NEOS und Team Stronach wollen Qualitätsstandards für Kindergärten
Laut Robert Lugar (T) ist die Schulreform unzureichend, da die Klassenschülerhöchstzahl aufgehoben wird
und die Elementarbildung unbeachtet bleibt. Schulbildung baut auf dem Können der Kinder, die in die erste
Klasse kommen, auf, daher ist eine Qualitätsoffensive für Kindergärten notwendig, so Lugar. Der
Team Stronach-Abgeordnete fordert daher ein Bundesrahmengesetz-Kindergarten, das die Betreiber von Kindergärten
dazu verpflichtet, vorgegebene Lehrinhalte zu erfüllen. Darüber hinaus will er die Werte unserer Gesellschaft
sowie die Beherrschung der deutschen Sprache gesetzlich festhalten.
Lugar erkennt zwar positive Aspekte der Reform, diese greife jedoch nicht die wahren Problemfelder – darunter 5.000
ProblemlehrerInnen, Disziplinmangel und fehlende Sprachkurse – an. Bei der Bildung blockiere die ÖVP, meinte
Lugar und ortete weitere gegenseitige Blockaden von ÖVP und SPÖ. Die Gesamtschule sei nicht der Weisheit
letzter Schluss, meinte auch Gerhard Schmid (o.F.).

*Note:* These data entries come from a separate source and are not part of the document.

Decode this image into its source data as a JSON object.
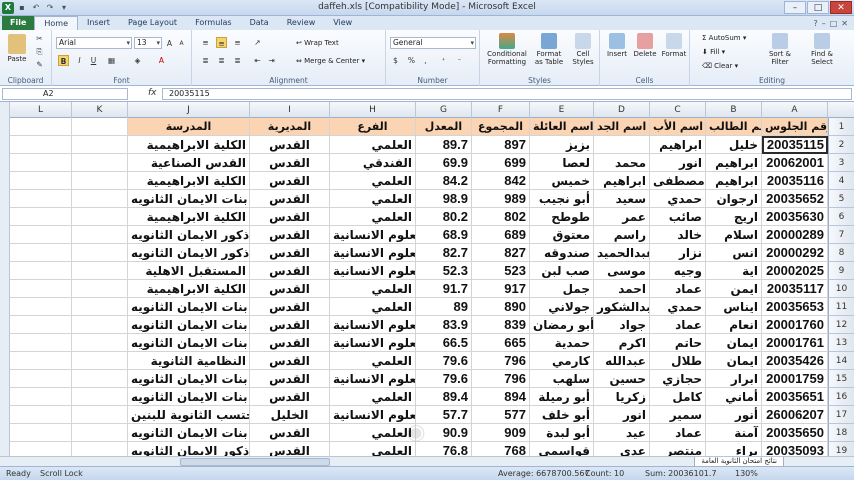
{
  "window": {
    "title": "daffeh.xls  [Compatibility Mode]  -  Microsoft Excel",
    "min": "–",
    "max": "□",
    "close": "✕"
  },
  "tabs": [
    "File",
    "Home",
    "Insert",
    "Page Layout",
    "Formulas",
    "Data",
    "Review",
    "View"
  ],
  "ribbon": {
    "clipboard": {
      "label": "Clipboard",
      "paste": "Paste"
    },
    "font": {
      "label": "Font",
      "name": "Arial",
      "size": "13",
      "bold": "B",
      "italic": "I",
      "underline": "U"
    },
    "alignment": {
      "label": "Alignment",
      "wrap": "Wrap Text",
      "merge": "Merge & Center"
    },
    "number": {
      "label": "Number",
      "format": "General",
      "percent": "%"
    },
    "styles": {
      "label": "Styles",
      "cond": "Conditional Formatting",
      "table": "Format as Table",
      "cell": "Cell Styles"
    },
    "cells": {
      "label": "Cells",
      "insert": "Insert",
      "delete": "Delete",
      "format": "Format"
    },
    "editing": {
      "label": "Editing",
      "autosum": "AutoSum",
      "fill": "Fill",
      "clear": "Clear",
      "sort": "Sort & Filter",
      "find": "Find & Select"
    }
  },
  "formula": {
    "namebox": "A2",
    "fx": "fx",
    "value": "20035115"
  },
  "columns": [
    "L",
    "K",
    "J",
    "I",
    "H",
    "G",
    "F",
    "E",
    "D",
    "C",
    "B",
    "A"
  ],
  "headers": {
    "J": "المدرسة",
    "I": "المديرية",
    "H": "الفرع",
    "G": "المعدل",
    "F": "المجموع",
    "E": "اسم العائلة",
    "D": "اسم الجد",
    "C": "اسم الأب",
    "B": "اسم الطالب",
    "A": "رقم الجلوس"
  },
  "rows": [
    {
      "n": "2",
      "A": "20035115",
      "B": "خليل",
      "C": "ابراهيم",
      "D": "",
      "E": "بزيز",
      "F": "897",
      "G": "89.7",
      "H": "العلمي",
      "I": "القدس",
      "J": "الكلية الابراهيمية"
    },
    {
      "n": "3",
      "A": "20062001",
      "B": "ابراهيم",
      "C": "انور",
      "D": "محمد",
      "E": "لعصا",
      "F": "699",
      "G": "69.9",
      "H": "الفندقي",
      "I": "القدس",
      "J": "القدس الصناعية"
    },
    {
      "n": "4",
      "A": "20035116",
      "B": "ابراهيم",
      "C": "مصطفى",
      "D": "ابراهيم",
      "E": "خميس",
      "F": "842",
      "G": "84.2",
      "H": "العلمي",
      "I": "القدس",
      "J": "الكلية الابراهيمية"
    },
    {
      "n": "5",
      "A": "20035652",
      "B": "ارجوان",
      "C": "حمدي",
      "D": "سعيد",
      "E": "أبو نجيب",
      "F": "989",
      "G": "98.9",
      "H": "العلمي",
      "I": "القدس",
      "J": "بنات الايمان الثانويه"
    },
    {
      "n": "6",
      "A": "20035630",
      "B": "اريج",
      "C": "صائب",
      "D": "عمر",
      "E": "طوطح",
      "F": "802",
      "G": "80.2",
      "H": "العلمي",
      "I": "القدس",
      "J": "الكلية الابراهيمية"
    },
    {
      "n": "7",
      "A": "20000289",
      "B": "اسلام",
      "C": "خالد",
      "D": "راسم",
      "E": "معتوق",
      "F": "689",
      "G": "68.9",
      "H": "العلوم الانسانية",
      "I": "القدس",
      "J": "ذكور الايمان الثانويه"
    },
    {
      "n": "8",
      "A": "20000292",
      "B": "انس",
      "C": "نزار",
      "D": "عبدالحميد",
      "E": "صندوقه",
      "F": "827",
      "G": "82.7",
      "H": "العلوم الانسانية",
      "I": "القدس",
      "J": "ذكور الايمان الثانويه"
    },
    {
      "n": "9",
      "A": "20002025",
      "B": "اية",
      "C": "وجيه",
      "D": "موسى",
      "E": "صب لبن",
      "F": "523",
      "G": "52.3",
      "H": "العلوم الانسانية",
      "I": "القدس",
      "J": "المستقبل الاهلية"
    },
    {
      "n": "10",
      "A": "20035117",
      "B": "ايمن",
      "C": "عماد",
      "D": "احمد",
      "E": "جمل",
      "F": "917",
      "G": "91.7",
      "H": "العلمي",
      "I": "القدس",
      "J": "الكلية الابراهيمية"
    },
    {
      "n": "11",
      "A": "20035653",
      "B": "ايناس",
      "C": "حمدي",
      "D": "عبدالشكور",
      "E": "جولاني",
      "F": "890",
      "G": "89",
      "H": "العلمي",
      "I": "القدس",
      "J": "بنات الايمان الثانويه"
    },
    {
      "n": "12",
      "A": "20001760",
      "B": "انعام",
      "C": "عماد",
      "D": "جواد",
      "E": "أبو رمضان",
      "F": "839",
      "G": "83.9",
      "H": "العلوم الانسانية",
      "I": "القدس",
      "J": "بنات الايمان الثانويه"
    },
    {
      "n": "13",
      "A": "20001761",
      "B": "ايمان",
      "C": "حاتم",
      "D": "اكرم",
      "E": "حمدية",
      "F": "665",
      "G": "66.5",
      "H": "العلوم الانسانية",
      "I": "القدس",
      "J": "بنات الايمان الثانويه"
    },
    {
      "n": "14",
      "A": "20035426",
      "B": "ايمان",
      "C": "طلال",
      "D": "عبدالله",
      "E": "كارمي",
      "F": "796",
      "G": "79.6",
      "H": "العلمي",
      "I": "القدس",
      "J": "النظامية الثانوية"
    },
    {
      "n": "15",
      "A": "20001759",
      "B": "ابرار",
      "C": "حجازي",
      "D": "حسين",
      "E": "سلهب",
      "F": "796",
      "G": "79.6",
      "H": "العلوم الانسانية",
      "I": "القدس",
      "J": "بنات الايمان الثانويه"
    },
    {
      "n": "16",
      "A": "20035651",
      "B": "أماني",
      "C": "كامل",
      "D": "زكريا",
      "E": "أبو رميلة",
      "F": "894",
      "G": "89.4",
      "H": "العلمي",
      "I": "القدس",
      "J": "بنات الايمان الثانويه"
    },
    {
      "n": "17",
      "A": "26006207",
      "B": "أنور",
      "C": "سمير",
      "D": "انور",
      "E": "أبو خلف",
      "F": "577",
      "G": "57.7",
      "H": "العلوم الانسانية",
      "I": "الخليل",
      "J": "حكمت المحتسب الثانوية للبنين"
    },
    {
      "n": "18",
      "A": "20035650",
      "B": "آمنة",
      "C": "عماد",
      "D": "عيد",
      "E": "أبو لبدة",
      "F": "909",
      "G": "90.9",
      "H": "العلمي",
      "I": "القدس",
      "J": "بنات الايمان الثانويه"
    },
    {
      "n": "19",
      "A": "20035093",
      "B": "براء",
      "C": "منتصر",
      "D": "عدي",
      "E": "قواسمي",
      "F": "768",
      "G": "76.8",
      "H": "العلمي",
      "I": "القدس",
      "J": "ذكور الايمان الثانويه"
    }
  ],
  "status": {
    "ready": "Ready",
    "scroll": "Scroll Lock",
    "average": "Average: 6678700.567",
    "count": "Count: 10",
    "sum": "Sum: 20036101.7",
    "zoom": "130%",
    "sheet": "نتائج امتحان الثانوية العامة"
  }
}
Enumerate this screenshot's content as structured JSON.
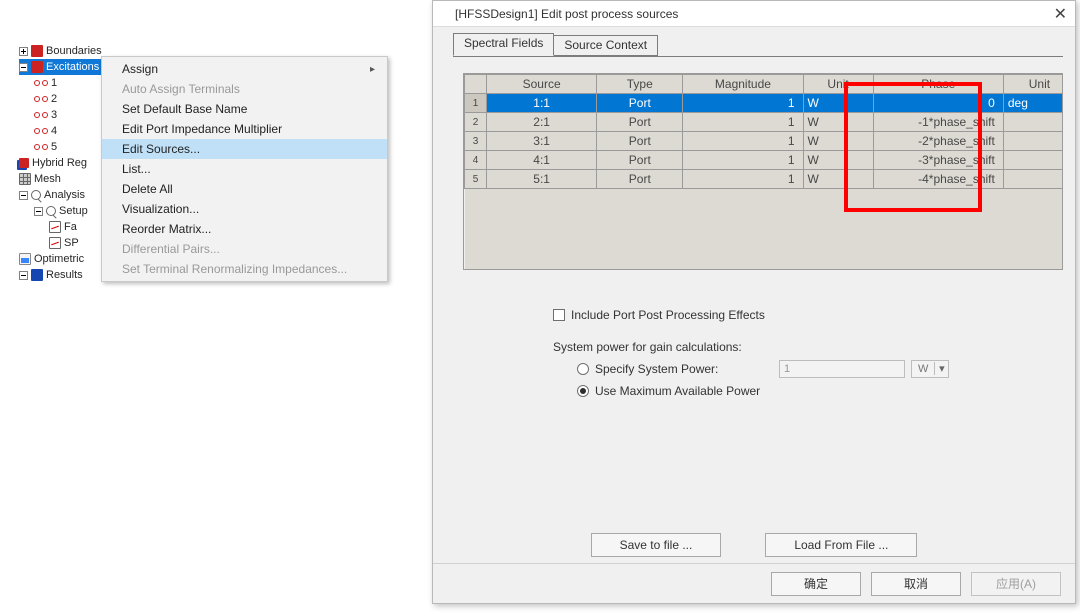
{
  "dialog": {
    "title": "[HFSSDesign1]  Edit post process sources",
    "tabs": {
      "spectral": "Spectral Fields",
      "context": "Source Context"
    },
    "table": {
      "headers": {
        "source": "Source",
        "type": "Type",
        "magnitude": "Magnitude",
        "unit": "Unit",
        "phase": "Phase",
        "unit2": "Unit"
      },
      "rows": [
        {
          "n": "1",
          "source": "1:1",
          "type": "Port",
          "mag": "1",
          "u": "W",
          "phase": "0",
          "u2": "deg"
        },
        {
          "n": "2",
          "source": "2:1",
          "type": "Port",
          "mag": "1",
          "u": "W",
          "phase": "-1*phase_shift",
          "u2": ""
        },
        {
          "n": "3",
          "source": "3:1",
          "type": "Port",
          "mag": "1",
          "u": "W",
          "phase": "-2*phase_shift",
          "u2": ""
        },
        {
          "n": "4",
          "source": "4:1",
          "type": "Port",
          "mag": "1",
          "u": "W",
          "phase": "-3*phase_shift",
          "u2": ""
        },
        {
          "n": "5",
          "source": "5:1",
          "type": "Port",
          "mag": "1",
          "u": "W",
          "phase": "-4*phase_shift",
          "u2": ""
        }
      ]
    },
    "include_effects": "Include Port Post Processing Effects",
    "system_power_label": "System power for gain calculations:",
    "specify": "Specify System Power:",
    "use_max": "Use Maximum Available Power",
    "specify_value": "1",
    "specify_unit": "W",
    "save": "Save to file ...",
    "load": "Load From File ...",
    "ok": "确定",
    "cancel": "取消",
    "apply": "应用(A)"
  },
  "ctx": {
    "assign": "Assign",
    "auto": "Auto Assign Terminals",
    "set_base": "Set Default Base Name",
    "edit_port_imp": "Edit Port Impedance Multiplier",
    "edit_sources": "Edit Sources...",
    "list": "List...",
    "delete_all": "Delete All",
    "viz": "Visualization...",
    "reorder": "Reorder Matrix...",
    "diff": "Differential Pairs...",
    "term_renorm": "Set Terminal Renormalizing Impedances..."
  },
  "tree": {
    "boundaries": "Boundaries",
    "excitations": "Excitations",
    "e1": "1",
    "e2": "2",
    "e3": "3",
    "e4": "4",
    "e5": "5",
    "hybrid": "Hybrid Reg",
    "mesh": "Mesh",
    "analysis": "Analysis",
    "setup": "Setup",
    "fa": "Fa",
    "sp": "SP",
    "opti": "Optimetric",
    "results": "Results"
  }
}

Hauptschulen würden in Gesamtschulen umbenannt, was lediglich
ein kosmetischer Schritt sei.
Nach der Bildungsreform ist vor der Bildungsreform, sagte Claudia Gamon von den NEOS und brachte einen Antrag ein.
Konkret geht es ihr darum, einen einheitlichen Qualitätsrahmen für Kindergärten zu ermöglichen.
Wir brauchen endlich verlässliche Qualität statt Länder-Willkür, so Gamon. Ähnlich wie
Lugar will auch sie einen bundesweit einheitlichen Qualitätsrahmen schaffen. Die Standards müssen sich
an den Bedürfnissen der Altersgruppe orientieren, fordert Gamon und will den Betreuungsschlüssel vom
Alter abhängig machen. Die Oppositionsanträge fanden keine Mehrheit.